If the driver circuitry is part of the board (are there parts soldered to the backside of that white circular board?), you may have to just buy a new part, unless you want to try to reflow a bare emitter onto the existing board.


----------



## mahoney (Jun 28, 2012)

It is also possible that the driver circuitry is dead and the LED is OK. You will need someone with a little electrical test gear and the knowledge to use it to trouble shoot the problem. If you update your profile to include your location, it is likely you could find a fellow CPF member who might be willing to help.


----------



## RoGuE_StreaK (Jun 28, 2012)

For a quick and dirty test of whether the LED is dead or not, grab a source of about 3V without too much current (say two AA or AAA in series) and briefly connect it to the "+" and "-" on top of the board. If it glows, the LED's still OK and it's the driver. If not, an XR-E on a board will cost you say $5. Sites like DealExtreme should have a heap of them, specialist LED sites may not stock them anymore (they are about 5yrs old)

If it glows very brightly for a short period and then stops, it's not my fault! Though even connecting a li-ion or li-po single cell for a second _shouldn't_ blow it.


----------



## mahoney (Jun 28, 2012)

If you are going to test the LED by applying voltage, disconnect the LED from the drive circuit first. I learned the hard way that "back-feeding" 3 volts into a driver can be enough to kill it. Not all drivers will die, but better safe than sorry


----------



## hotspurdotus (Jun 29, 2012)

Thanks very much for the replies. 

I haven't tested, but the light slowly dimmed over several weeks and then extinguished; would that suggest the emitter or the driver? 

My plan is buy both parts if I can find suitable replacements (a few extra bits never hurt anyone, right? )

After snipping the plug off I was able to disassemble the rest of the parts from the heat sink.











The emitter and driver sandwich a layer of the heat sink between them. I couldn't find anything quite like it on deal extreme. The base diamater on each part is approximately 24mm. 

I'd also be willing to consider a pre-built replacement, Something roughly the same size would be acceptable. The heat sync is approximately 28mm tall. 

Thanks again for any help!


----------



## Hoop (Jun 30, 2012)

Looks like the board is made by innovative electronic solutions. Contact them at http://www.ies-nc.com/

I am sure if you give them that picture they will tell you exactly what emitter it uses or be able to provide a replacement part.

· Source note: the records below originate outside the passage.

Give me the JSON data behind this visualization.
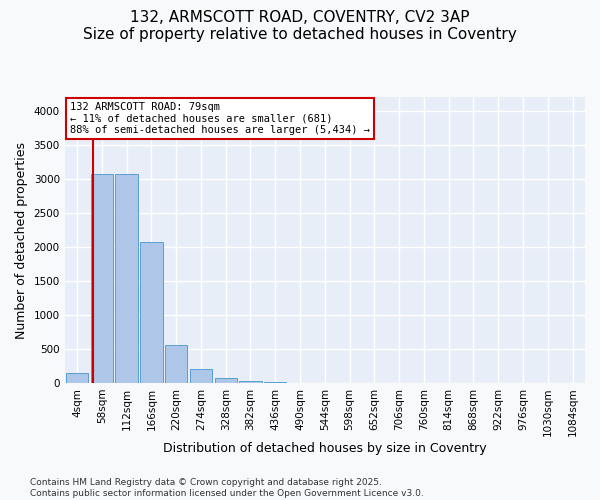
{
  "title_line1": "132, ARMSCOTT ROAD, COVENTRY, CV2 3AP",
  "title_line2": "Size of property relative to detached houses in Coventry",
  "xlabel": "Distribution of detached houses by size in Coventry",
  "ylabel": "Number of detached properties",
  "bar_color": "#aec6e8",
  "bar_edge_color": "#5a9fd4",
  "background_color": "#e8eef8",
  "grid_color": "#ffffff",
  "bin_labels": [
    "4sqm",
    "58sqm",
    "112sqm",
    "166sqm",
    "220sqm",
    "274sqm",
    "328sqm",
    "382sqm",
    "436sqm",
    "490sqm",
    "544sqm",
    "598sqm",
    "652sqm",
    "706sqm",
    "760sqm",
    "814sqm",
    "868sqm",
    "922sqm",
    "976sqm",
    "1030sqm",
    "1084sqm"
  ],
  "bar_values": [
    150,
    3080,
    3080,
    2070,
    560,
    200,
    75,
    30,
    20,
    0,
    0,
    0,
    0,
    0,
    0,
    0,
    0,
    0,
    0,
    0,
    0
  ],
  "ylim": [
    0,
    4200
  ],
  "yticks": [
    0,
    500,
    1000,
    1500,
    2000,
    2500,
    3000,
    3500,
    4000
  ],
  "property_label": "132 ARMSCOTT ROAD: 79sqm",
  "annotation_line2": "← 11% of detached houses are smaller (681)",
  "annotation_line3": "88% of semi-detached houses are larger (5,434) →",
  "vline_color": "#cc0000",
  "annotation_box_edge_color": "#cc0000",
  "footer_line1": "Contains HM Land Registry data © Crown copyright and database right 2025.",
  "footer_line2": "Contains public sector information licensed under the Open Government Licence v3.0.",
  "title_fontsize": 11,
  "axis_label_fontsize": 9,
  "tick_fontsize": 7.5,
  "footer_fontsize": 6.5
}
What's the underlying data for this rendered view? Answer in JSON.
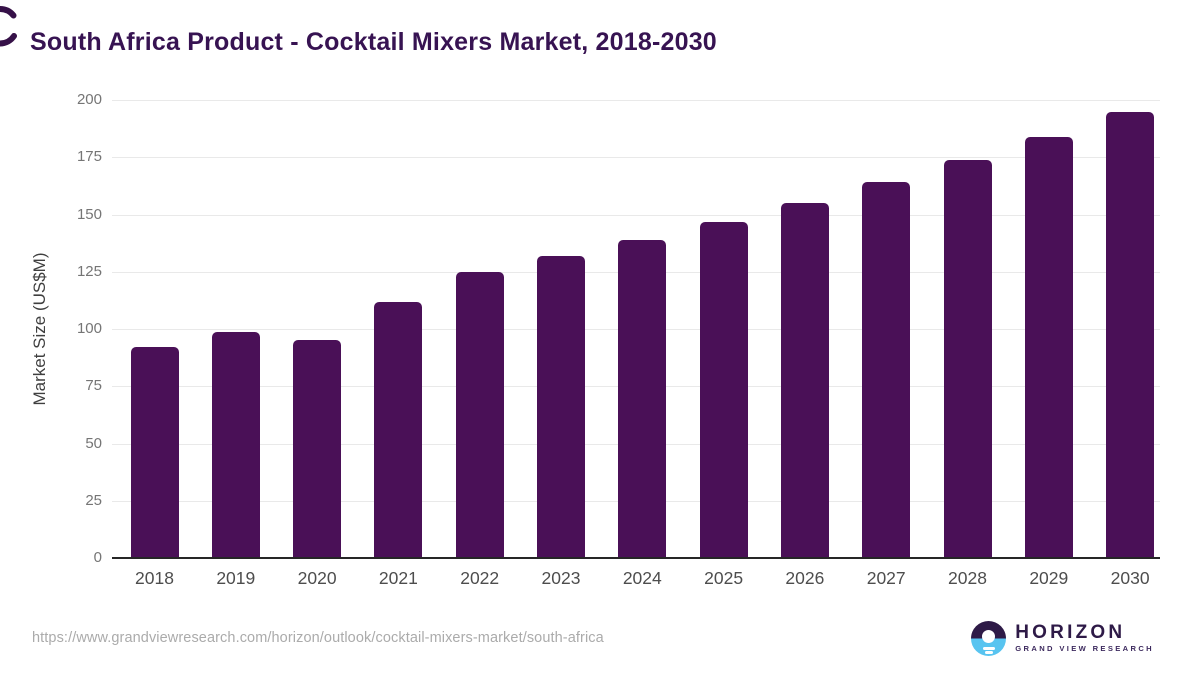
{
  "title": "South Africa Product - Cocktail Mixers Market, 2018-2030",
  "source_url": "https://www.grandviewresearch.com/horizon/outlook/cocktail-mixers-market/south-africa",
  "logo": {
    "name": "HORIZON",
    "subtitle": "GRAND VIEW RESEARCH",
    "icon": "horizon-sun-circle-icon"
  },
  "colors": {
    "bar": "#4a1057",
    "title_text": "#371352",
    "axis_line": "#262626",
    "gridline": "#e9e9e9",
    "y_tick_text": "#757575",
    "x_tick_text": "#4d4d4d",
    "url_text": "#ababab",
    "logo_purple": "#2e1a47",
    "logo_blue": "#58c4f0"
  },
  "chart_data": {
    "type": "bar",
    "title": "South Africa Product - Cocktail Mixers Market, 2018-2030",
    "categories": [
      "2018",
      "2019",
      "2020",
      "2021",
      "2022",
      "2023",
      "2024",
      "2025",
      "2026",
      "2027",
      "2028",
      "2029",
      "2030"
    ],
    "values": [
      92.3,
      98.9,
      95.2,
      111.9,
      124.9,
      131.7,
      138.8,
      146.6,
      154.9,
      164.4,
      173.8,
      183.7,
      194.9
    ],
    "xlabel": "",
    "ylabel": "Market Size (US$M)",
    "ylim": [
      0,
      200
    ],
    "yticks": [
      0,
      25,
      50,
      75,
      100,
      125,
      150,
      175,
      200
    ],
    "grid": true,
    "legend": "none",
    "bar_color": "#4a1057"
  }
}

It looks to be a Cree XR-E LED. [Commonly used LED emitter index]


----------



## hotspurdotus (Jul 1, 2012)

Hoop said:


> Looks like the board is made by innovative electronic solutions. Contact them at http://www.ies-nc.com/
> 
> I am sure if you give them that picture they will tell you exactly what emitter it uses or be able to provide a replacement part.
> 
> It looks to be a Cree XR-E LED. [Commonly used LED emitter index]

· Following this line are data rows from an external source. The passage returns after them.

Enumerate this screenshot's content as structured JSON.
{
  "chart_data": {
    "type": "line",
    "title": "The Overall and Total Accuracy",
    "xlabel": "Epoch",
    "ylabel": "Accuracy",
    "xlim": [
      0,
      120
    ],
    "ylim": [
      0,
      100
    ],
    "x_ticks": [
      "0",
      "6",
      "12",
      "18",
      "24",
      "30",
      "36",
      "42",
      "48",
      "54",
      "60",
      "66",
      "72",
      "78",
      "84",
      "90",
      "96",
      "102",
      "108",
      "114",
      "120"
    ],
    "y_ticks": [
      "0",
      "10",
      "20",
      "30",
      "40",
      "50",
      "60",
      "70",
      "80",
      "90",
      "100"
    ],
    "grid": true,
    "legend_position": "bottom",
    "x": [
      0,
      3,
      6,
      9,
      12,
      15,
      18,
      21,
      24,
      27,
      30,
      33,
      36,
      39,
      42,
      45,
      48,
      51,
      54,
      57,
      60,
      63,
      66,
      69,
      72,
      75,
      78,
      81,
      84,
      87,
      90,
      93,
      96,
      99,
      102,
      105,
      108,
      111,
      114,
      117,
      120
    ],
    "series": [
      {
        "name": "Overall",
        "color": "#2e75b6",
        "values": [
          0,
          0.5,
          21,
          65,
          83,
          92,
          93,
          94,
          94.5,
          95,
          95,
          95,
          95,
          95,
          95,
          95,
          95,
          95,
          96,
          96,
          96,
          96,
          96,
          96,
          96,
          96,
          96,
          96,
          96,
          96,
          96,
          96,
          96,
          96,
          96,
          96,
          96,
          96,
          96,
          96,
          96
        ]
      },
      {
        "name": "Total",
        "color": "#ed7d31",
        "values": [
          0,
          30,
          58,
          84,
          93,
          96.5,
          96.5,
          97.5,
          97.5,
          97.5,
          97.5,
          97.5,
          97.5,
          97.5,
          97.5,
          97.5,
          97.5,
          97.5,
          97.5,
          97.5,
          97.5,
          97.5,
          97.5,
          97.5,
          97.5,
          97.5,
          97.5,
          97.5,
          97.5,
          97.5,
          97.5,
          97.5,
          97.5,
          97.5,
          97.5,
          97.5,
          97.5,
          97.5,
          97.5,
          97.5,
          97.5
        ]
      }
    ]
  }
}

I had stumbled upon that site earlier. However, it contains no useful contact information at all, not even a generic feedback email. It might be least useful business website I've even visited.

Thanks for the idea, though. I'll keep looking.


----------



## Hoop (Jul 2, 2012)

Good point. Should be this:

Innovative Electronic Solutions
125 International Dr # H
Morrisville, NC 27560
(919) 466-0899


----------